Machine Learning Model Only Predicting Mode in Data Set-CodePudding

I am trying to do sentiment analysis for text. I have 909 phrases commonly used in emails, and I scored them out of ten for how angry they are, when isolated.

Now, I upload this .csv file to a Jupyter Notebook, where I import the following modules:

import numpy as np
import pandas as pd
from sklearn.model_selection import train_test_split
from sklearn.naive_bayes import MultinomialNB
from sklearn.feature_extraction.text import TfidfVectorizer

Now, I define both columns as 'phrases' and 'anger':

df=pd.read_csv('Book14.csv', names=['Phrase', 'Anger'])
df_x = df['Phrase']
df_y = df['Anger']

Subsequently, I split this data such that 20% is used for testing and 80% is used for training:

x_train, x_test, y_train, y_test = train_test_split(df_x, df_y, test_size=0.2, random_state=4)

Now, I convert the words in x_train to numerical data using TfidfVectorizer:

tfidfvectorizer = TfidfVectorizer(analyzer='word', stop_words='en')
x_traincv = tfidfvectorizer.fit_transform(x_train.astype('U'))

Now, I convert x_traincv to an array:

a = x_traincv.toarray()

I also convert x_testcv to a numerical array:

x_testcv=tfidfvectorizer.fit_transform(x_test)
x_testcv = x_testcv.toarray()

Now, I have

mnb = MultinomialNB()
b=np.array(y_test)
error_score = 0
b=np.array(y_test)
for i in range(len(x_test)):
    mnb.fit(x_testcv,y_test)
    testmessage=x_test.iloc[i]
    predictions = mnb.predict(x_testcv[i].reshape(1,-1))
    error_score = error_score   (predictions-int(b[i]))**2
    print(testmessage)
    print(predictions)
print(error_score/len(x_test))

However, an example of the results I get are:

Bring it back [0] It is greatly appreciatd when [0] Apologies in advance [0] Can you please [0] See you then [0] I hope this email finds you well. [0] Thanks in advance [0] I am sorry to inform [0] You’re absolutely right [0] I am deeply regretful [0] Shoot me through [0] I’m looking forward to [0] As I already stated [0] Hello [0] We expect all students [0] If it’s not too late [0]

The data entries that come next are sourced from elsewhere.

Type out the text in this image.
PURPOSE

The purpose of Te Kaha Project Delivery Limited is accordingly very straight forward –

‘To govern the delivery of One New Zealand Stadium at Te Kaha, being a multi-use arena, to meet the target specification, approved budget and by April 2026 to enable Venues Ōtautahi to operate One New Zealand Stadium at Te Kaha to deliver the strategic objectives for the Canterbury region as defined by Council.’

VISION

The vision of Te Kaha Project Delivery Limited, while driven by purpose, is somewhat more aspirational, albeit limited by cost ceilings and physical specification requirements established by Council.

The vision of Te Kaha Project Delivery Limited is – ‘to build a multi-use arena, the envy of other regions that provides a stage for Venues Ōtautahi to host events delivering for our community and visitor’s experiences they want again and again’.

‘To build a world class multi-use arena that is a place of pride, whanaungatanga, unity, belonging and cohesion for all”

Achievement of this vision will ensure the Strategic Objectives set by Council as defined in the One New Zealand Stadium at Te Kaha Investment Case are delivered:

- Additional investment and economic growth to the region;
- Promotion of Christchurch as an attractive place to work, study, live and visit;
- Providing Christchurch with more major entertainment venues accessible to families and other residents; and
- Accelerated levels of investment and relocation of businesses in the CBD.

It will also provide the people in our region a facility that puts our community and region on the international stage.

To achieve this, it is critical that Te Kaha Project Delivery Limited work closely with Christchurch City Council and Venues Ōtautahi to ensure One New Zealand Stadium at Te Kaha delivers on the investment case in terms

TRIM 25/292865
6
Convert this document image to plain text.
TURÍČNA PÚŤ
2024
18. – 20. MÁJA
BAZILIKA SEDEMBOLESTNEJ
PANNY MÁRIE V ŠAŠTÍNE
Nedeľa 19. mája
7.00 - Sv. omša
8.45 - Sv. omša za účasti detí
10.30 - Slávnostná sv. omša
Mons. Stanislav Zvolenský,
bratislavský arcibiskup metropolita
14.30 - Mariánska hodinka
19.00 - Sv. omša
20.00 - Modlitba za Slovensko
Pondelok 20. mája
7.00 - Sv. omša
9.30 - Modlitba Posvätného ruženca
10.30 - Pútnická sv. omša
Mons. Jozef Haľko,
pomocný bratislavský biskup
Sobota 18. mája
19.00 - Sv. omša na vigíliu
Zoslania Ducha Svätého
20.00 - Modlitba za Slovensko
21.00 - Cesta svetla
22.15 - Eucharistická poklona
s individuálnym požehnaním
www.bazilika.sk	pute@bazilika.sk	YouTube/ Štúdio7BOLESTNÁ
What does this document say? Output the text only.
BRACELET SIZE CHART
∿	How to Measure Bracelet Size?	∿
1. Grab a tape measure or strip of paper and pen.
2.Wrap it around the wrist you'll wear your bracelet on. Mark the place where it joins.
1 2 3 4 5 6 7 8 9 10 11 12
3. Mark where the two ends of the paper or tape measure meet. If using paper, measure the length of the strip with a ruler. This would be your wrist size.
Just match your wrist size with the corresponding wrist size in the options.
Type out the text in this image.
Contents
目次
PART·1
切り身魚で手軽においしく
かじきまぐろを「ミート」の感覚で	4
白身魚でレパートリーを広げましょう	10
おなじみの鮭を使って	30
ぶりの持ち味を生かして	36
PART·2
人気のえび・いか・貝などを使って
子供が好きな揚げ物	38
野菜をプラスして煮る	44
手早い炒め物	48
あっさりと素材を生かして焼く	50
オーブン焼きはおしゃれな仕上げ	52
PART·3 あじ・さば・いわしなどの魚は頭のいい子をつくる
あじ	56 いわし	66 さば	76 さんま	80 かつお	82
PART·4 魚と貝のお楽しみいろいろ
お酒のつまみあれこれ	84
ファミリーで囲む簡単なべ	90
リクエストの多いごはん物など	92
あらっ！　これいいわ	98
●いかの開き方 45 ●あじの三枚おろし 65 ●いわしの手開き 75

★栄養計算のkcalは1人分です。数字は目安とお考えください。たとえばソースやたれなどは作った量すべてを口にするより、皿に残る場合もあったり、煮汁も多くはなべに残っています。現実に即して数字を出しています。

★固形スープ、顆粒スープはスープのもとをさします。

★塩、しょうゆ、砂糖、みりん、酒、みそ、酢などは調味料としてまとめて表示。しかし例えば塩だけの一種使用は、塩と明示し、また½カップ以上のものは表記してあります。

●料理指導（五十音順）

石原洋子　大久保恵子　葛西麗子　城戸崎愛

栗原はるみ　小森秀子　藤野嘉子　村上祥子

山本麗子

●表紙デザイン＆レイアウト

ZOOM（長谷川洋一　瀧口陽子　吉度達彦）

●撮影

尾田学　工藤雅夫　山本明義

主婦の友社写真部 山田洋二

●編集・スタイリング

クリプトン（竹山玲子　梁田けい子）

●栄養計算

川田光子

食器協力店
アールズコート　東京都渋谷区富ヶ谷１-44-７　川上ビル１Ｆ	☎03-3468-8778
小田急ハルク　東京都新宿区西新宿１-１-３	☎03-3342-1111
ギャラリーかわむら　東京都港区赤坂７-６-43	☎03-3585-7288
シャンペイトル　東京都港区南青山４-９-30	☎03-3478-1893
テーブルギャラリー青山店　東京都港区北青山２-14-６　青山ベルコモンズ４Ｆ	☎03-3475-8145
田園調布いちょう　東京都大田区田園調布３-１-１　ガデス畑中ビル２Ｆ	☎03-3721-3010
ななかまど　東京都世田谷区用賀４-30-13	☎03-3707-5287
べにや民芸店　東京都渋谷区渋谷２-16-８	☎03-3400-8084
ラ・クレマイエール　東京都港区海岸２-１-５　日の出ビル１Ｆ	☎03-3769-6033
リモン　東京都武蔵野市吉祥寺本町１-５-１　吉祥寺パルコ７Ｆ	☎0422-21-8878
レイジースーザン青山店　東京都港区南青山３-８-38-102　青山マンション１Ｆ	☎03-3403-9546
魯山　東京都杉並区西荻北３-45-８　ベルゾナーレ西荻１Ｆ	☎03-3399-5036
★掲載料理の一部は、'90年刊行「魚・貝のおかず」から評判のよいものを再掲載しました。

and this repeats on a large scale, even for phrases that are obviously very angry. When I removed all data containing a '0' from the .csv file, the now modal value (a 10) is the only prediction for my sentences.

Why is this happening? Is it some weird way to minimise error? Are there any inherent flaws in my code? Should I take a different approach?

Many thanks.

CodePudding user response：

Two things, you are fitting The MultinomialNB with the test set. In your loop you have mnb.fit(x_testcv,y_test) but you should do mnb.fit(x_traincv,y_train)

Second, when performing pre-processing you should call the fit_transform only on the training data while on the test you should call only the transform method.